La difficoltà del docente è che nella spiegazione spesso ricorre a modelli corpuscolari, mescolando continuamente i piani di descrizione microscopico e macroscopico. Un ponte che solo negli anni successivi l’apparato formale della meccanica statistica sarà in grado di costruire con il necessario rigore. Quanto più semplice è la definizione di temperatura a partire dalla teoria cinetica dei gas, piuttosto che ricorrere a una definizione operativa basata sul teorema zero della Termodinamica (altro punto fondamentale che di solito viene enunciato distrattamente nei corsi di base e che, invece, è assolutamente necessario per una trattazione logicamente fondata su basi operative della Termodinamica) [2]. Commenterei che non è un caso che la Termodinamica classica sia il prodotto diretto di un ambiente culturale egemonizzato dalla filosofia tedesca ottocentesca.
2.1 Sistema/ambiente
Distinguere (e separare) il sistema dall’ambiente è il punto di partenza di qualsiasi ragionamento termodinamico.
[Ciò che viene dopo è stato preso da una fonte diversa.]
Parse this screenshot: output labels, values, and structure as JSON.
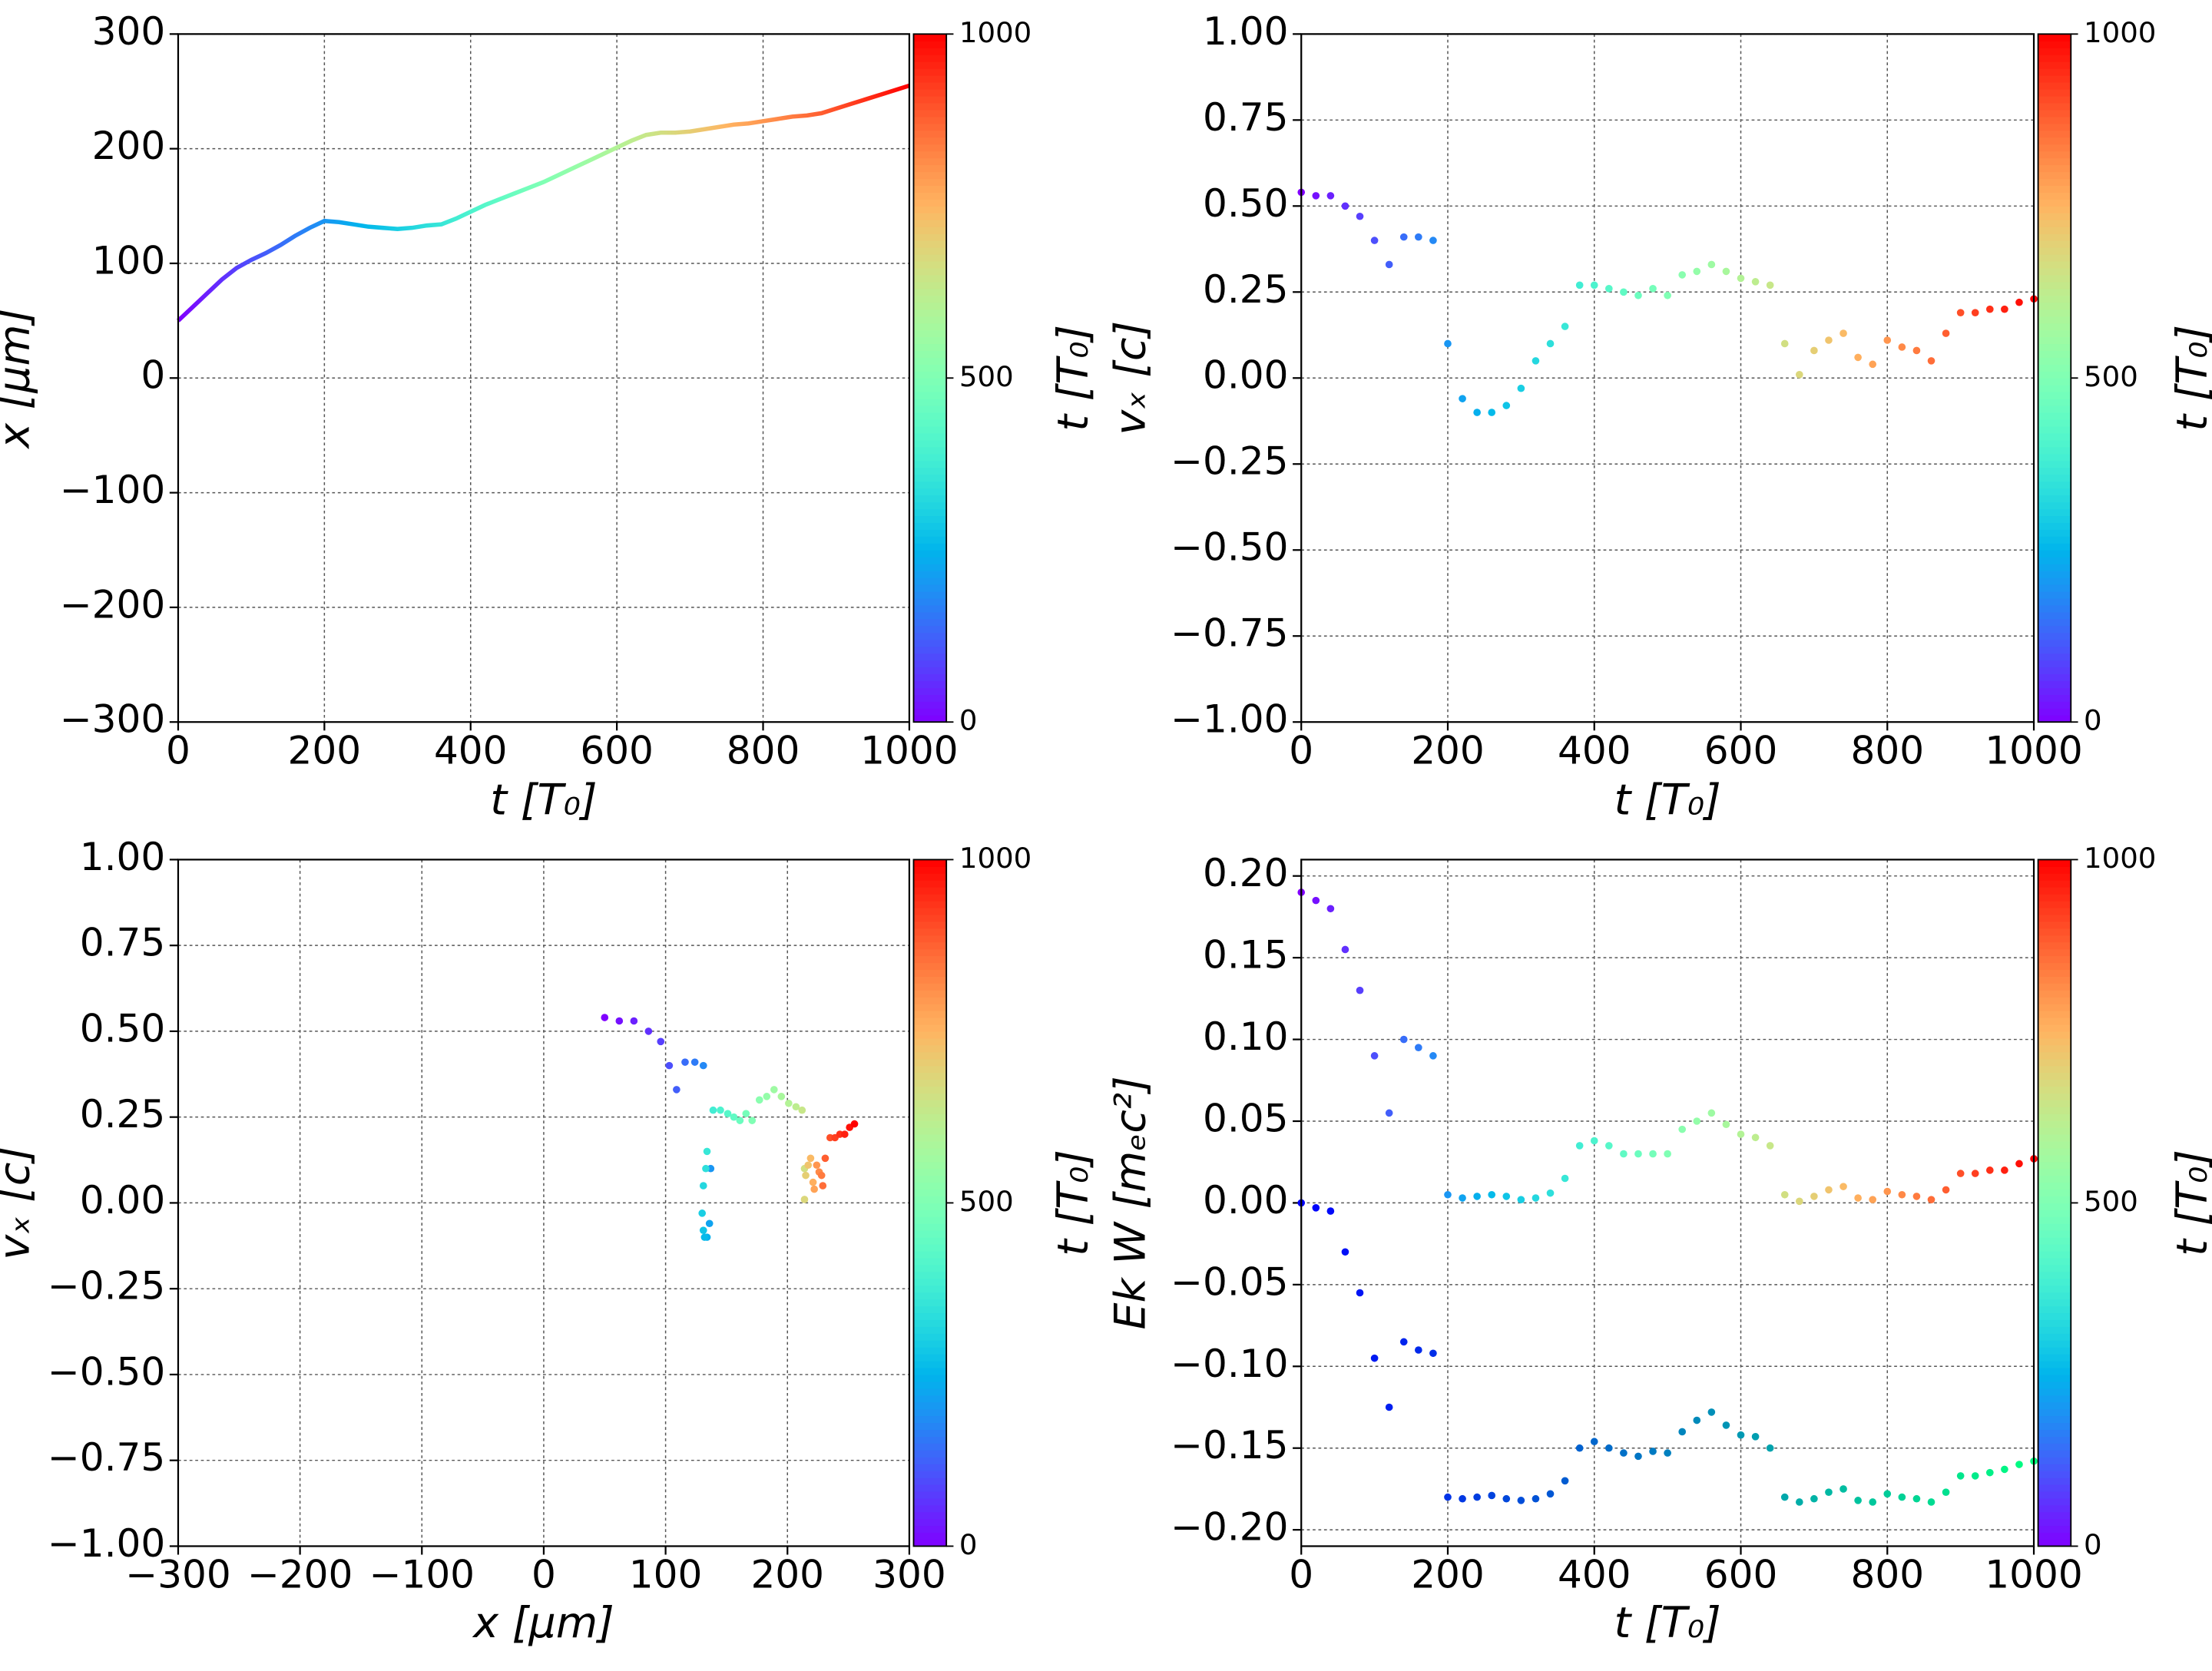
{
  "chart_data": [
    {
      "type": "line",
      "colormap": "rainbow",
      "xlabel": "t  [T₀]",
      "ylabel": "x  [μm]",
      "x": [
        0,
        20,
        40,
        60,
        80,
        100,
        120,
        140,
        160,
        180,
        200,
        220,
        240,
        260,
        280,
        300,
        320,
        340,
        360,
        380,
        400,
        420,
        440,
        460,
        480,
        500,
        520,
        540,
        560,
        580,
        600,
        620,
        640,
        660,
        680,
        700,
        720,
        740,
        760,
        780,
        800,
        820,
        840,
        860,
        880,
        900,
        920,
        940,
        960,
        980,
        1000
      ],
      "values": [
        50,
        62,
        74,
        86,
        96,
        103,
        109,
        116,
        124,
        131,
        137,
        136,
        134,
        132,
        131,
        130,
        131,
        133,
        134,
        139,
        145,
        151,
        156,
        161,
        166,
        171,
        177,
        183,
        189,
        195,
        201,
        207,
        212,
        214,
        214,
        215,
        217,
        219,
        221,
        222,
        224,
        226,
        228,
        229,
        231,
        235,
        239,
        243,
        247,
        251,
        255
      ],
      "xlim": [
        0,
        1000
      ],
      "xticks": [
        0,
        200,
        400,
        600,
        800,
        1000
      ],
      "ylim": [
        -300,
        300
      ],
      "yticks": [
        {
          "value": -300,
          "label": "−300"
        },
        {
          "value": -200,
          "label": "−200"
        },
        {
          "value": -100,
          "label": "−100"
        },
        0,
        100,
        200,
        300
      ],
      "grid": true,
      "colorbar": {
        "label": "t [T₀]",
        "lim": [
          0,
          1000
        ],
        "ticks": [
          0,
          500,
          1000
        ]
      }
    },
    {
      "type": "scatter",
      "colormap": "rainbow",
      "xlabel": "t [T₀]",
      "ylabel": "vₓ [c]",
      "x": [
        0,
        20,
        40,
        60,
        80,
        100,
        120,
        140,
        160,
        180,
        200,
        220,
        240,
        260,
        280,
        300,
        320,
        340,
        360,
        380,
        400,
        420,
        440,
        460,
        480,
        500,
        520,
        540,
        560,
        580,
        600,
        620,
        640,
        660,
        680,
        700,
        720,
        740,
        760,
        780,
        800,
        820,
        840,
        860,
        880,
        900,
        920,
        940,
        960,
        980,
        1000
      ],
      "values": [
        0.54,
        0.53,
        0.53,
        0.5,
        0.47,
        0.4,
        0.33,
        0.41,
        0.41,
        0.4,
        0.1,
        -0.06,
        -0.1,
        -0.1,
        -0.08,
        -0.03,
        0.05,
        0.1,
        0.15,
        0.27,
        0.27,
        0.26,
        0.25,
        0.24,
        0.26,
        0.24,
        0.3,
        0.31,
        0.33,
        0.31,
        0.29,
        0.28,
        0.27,
        0.1,
        0.01,
        0.08,
        0.11,
        0.13,
        0.06,
        0.04,
        0.11,
        0.09,
        0.08,
        0.05,
        0.13,
        0.19,
        0.19,
        0.2,
        0.2,
        0.22,
        0.23
      ],
      "xlim": [
        0,
        1000
      ],
      "xticks": [
        0,
        200,
        400,
        600,
        800,
        1000
      ],
      "ylim": [
        -1,
        1
      ],
      "yticks": [
        {
          "value": -1,
          "label": "−1.00"
        },
        {
          "value": -0.75,
          "label": "−0.75"
        },
        {
          "value": -0.5,
          "label": "−0.50"
        },
        {
          "value": -0.25,
          "label": "−0.25"
        },
        {
          "value": 0,
          "label": "0.00"
        },
        0.25,
        {
          "value": 0.5,
          "label": "0.50"
        },
        0.75,
        {
          "value": 1,
          "label": "1.00"
        }
      ],
      "grid": true,
      "colorbar": {
        "label": "t [T₀]",
        "lim": [
          0,
          1000
        ],
        "ticks": [
          0,
          500,
          1000
        ]
      }
    },
    {
      "type": "scatter",
      "colormap": "rainbow",
      "xlabel": "x [μm]",
      "ylabel": "vₓ [c]",
      "x": [
        50,
        62,
        74,
        86,
        96,
        103,
        109,
        116,
        124,
        131,
        137,
        136,
        134,
        132,
        131,
        130,
        131,
        133,
        134,
        139,
        145,
        151,
        156,
        161,
        166,
        171,
        177,
        183,
        189,
        195,
        201,
        207,
        212,
        214,
        214,
        215,
        217,
        219,
        221,
        222,
        224,
        226,
        228,
        229,
        231,
        235,
        239,
        243,
        247,
        251,
        255
      ],
      "values": [
        0.54,
        0.53,
        0.53,
        0.5,
        0.47,
        0.4,
        0.33,
        0.41,
        0.41,
        0.4,
        0.1,
        -0.06,
        -0.1,
        -0.1,
        -0.08,
        -0.03,
        0.05,
        0.1,
        0.15,
        0.27,
        0.27,
        0.26,
        0.25,
        0.24,
        0.26,
        0.24,
        0.3,
        0.31,
        0.33,
        0.31,
        0.29,
        0.28,
        0.27,
        0.1,
        0.01,
        0.08,
        0.11,
        0.13,
        0.06,
        0.04,
        0.11,
        0.09,
        0.08,
        0.05,
        0.13,
        0.19,
        0.19,
        0.2,
        0.2,
        0.22,
        0.23
      ],
      "color_values": [
        0,
        20,
        40,
        60,
        80,
        100,
        120,
        140,
        160,
        180,
        200,
        220,
        240,
        260,
        280,
        300,
        320,
        340,
        360,
        380,
        400,
        420,
        440,
        460,
        480,
        500,
        520,
        540,
        560,
        580,
        600,
        620,
        640,
        660,
        680,
        700,
        720,
        740,
        760,
        780,
        800,
        820,
        840,
        860,
        880,
        900,
        920,
        940,
        960,
        980,
        1000
      ],
      "xlim": [
        -300,
        300
      ],
      "xticks": [
        {
          "value": -300,
          "label": "−300"
        },
        {
          "value": -200,
          "label": "−200"
        },
        {
          "value": -100,
          "label": "−100"
        },
        0,
        100,
        200,
        300
      ],
      "ylim": [
        -1,
        1
      ],
      "yticks": [
        {
          "value": -1,
          "label": "−1.00"
        },
        {
          "value": -0.75,
          "label": "−0.75"
        },
        {
          "value": -0.5,
          "label": "−0.50"
        },
        {
          "value": -0.25,
          "label": "−0.25"
        },
        {
          "value": 0,
          "label": "0.00"
        },
        0.25,
        {
          "value": 0.5,
          "label": "0.50"
        },
        0.75,
        {
          "value": 1,
          "label": "1.00"
        }
      ],
      "grid": true,
      "colorbar": {
        "label": "t [T₀]",
        "lim": [
          0,
          1000
        ],
        "ticks": [
          0,
          500,
          1000
        ]
      }
    },
    {
      "type": "scatter",
      "xlabel": "t [T₀]",
      "ylabel": "Ek W [mₑc²]",
      "x": [
        0,
        20,
        40,
        60,
        80,
        100,
        120,
        140,
        160,
        180,
        200,
        220,
        240,
        260,
        280,
        300,
        320,
        340,
        360,
        380,
        400,
        420,
        440,
        460,
        480,
        500,
        520,
        540,
        560,
        580,
        600,
        620,
        640,
        660,
        680,
        700,
        720,
        740,
        760,
        780,
        800,
        820,
        840,
        860,
        880,
        900,
        920,
        940,
        960,
        980,
        1000
      ],
      "series": [
        {
          "colormap": "rainbow",
          "values": [
            0.19,
            0.185,
            0.18,
            0.155,
            0.13,
            0.09,
            0.055,
            0.1,
            0.095,
            0.09,
            0.005,
            0.003,
            0.004,
            0.005,
            0.004,
            0.002,
            0.003,
            0.006,
            0.015,
            0.035,
            0.038,
            0.035,
            0.03,
            0.03,
            0.03,
            0.03,
            0.045,
            0.05,
            0.055,
            0.048,
            0.042,
            0.04,
            0.035,
            0.005,
            0.001,
            0.004,
            0.008,
            0.01,
            0.003,
            0.002,
            0.007,
            0.005,
            0.004,
            0.002,
            0.008,
            0.018,
            0.018,
            0.02,
            0.02,
            0.024,
            0.027
          ]
        },
        {
          "colormap": "winter",
          "values": [
            0.0,
            -0.003,
            -0.005,
            -0.03,
            -0.055,
            -0.095,
            -0.125,
            -0.085,
            -0.09,
            -0.092,
            -0.18,
            -0.181,
            -0.18,
            -0.179,
            -0.181,
            -0.182,
            -0.181,
            -0.178,
            -0.17,
            -0.15,
            -0.146,
            -0.15,
            -0.153,
            -0.155,
            -0.152,
            -0.153,
            -0.14,
            -0.133,
            -0.128,
            -0.136,
            -0.142,
            -0.143,
            -0.15,
            -0.18,
            -0.183,
            -0.181,
            -0.177,
            -0.175,
            -0.182,
            -0.183,
            -0.178,
            -0.18,
            -0.181,
            -0.183,
            -0.177,
            -0.167,
            -0.167,
            -0.165,
            -0.163,
            -0.16,
            -0.158
          ]
        }
      ],
      "xlim": [
        0,
        1000
      ],
      "xticks": [
        0,
        200,
        400,
        600,
        800,
        1000
      ],
      "ylim": [
        -0.21,
        0.21
      ],
      "yticks": [
        {
          "value": -0.2,
          "label": "−0.20"
        },
        {
          "value": -0.15,
          "label": "−0.15"
        },
        {
          "value": -0.1,
          "label": "−0.10"
        },
        {
          "value": -0.05,
          "label": "−0.05"
        },
        {
          "value": 0,
          "label": "0.00"
        },
        0.05,
        {
          "value": 0.1,
          "label": "0.10"
        },
        0.15,
        {
          "value": 0.2,
          "label": "0.20"
        }
      ],
      "grid": true,
      "colorbar": {
        "label": "t [T₀]",
        "lim": [
          0,
          1000
        ],
        "ticks": [
          0,
          500,
          1000
        ]
      }
    }
  ]
}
È una cosa fondamentale per molte ragioni, non ultima quella che l’ambiente è un sistema particolare che mantiene la sua temperatura costante qualunque sia l’entità degli scambi di calore tra sistema e ambiente. Il che per l’ambiente rende il calore scambiato un calore reversibile, anche nel caso in cui per il sistema rappresenti un calore irreversibile.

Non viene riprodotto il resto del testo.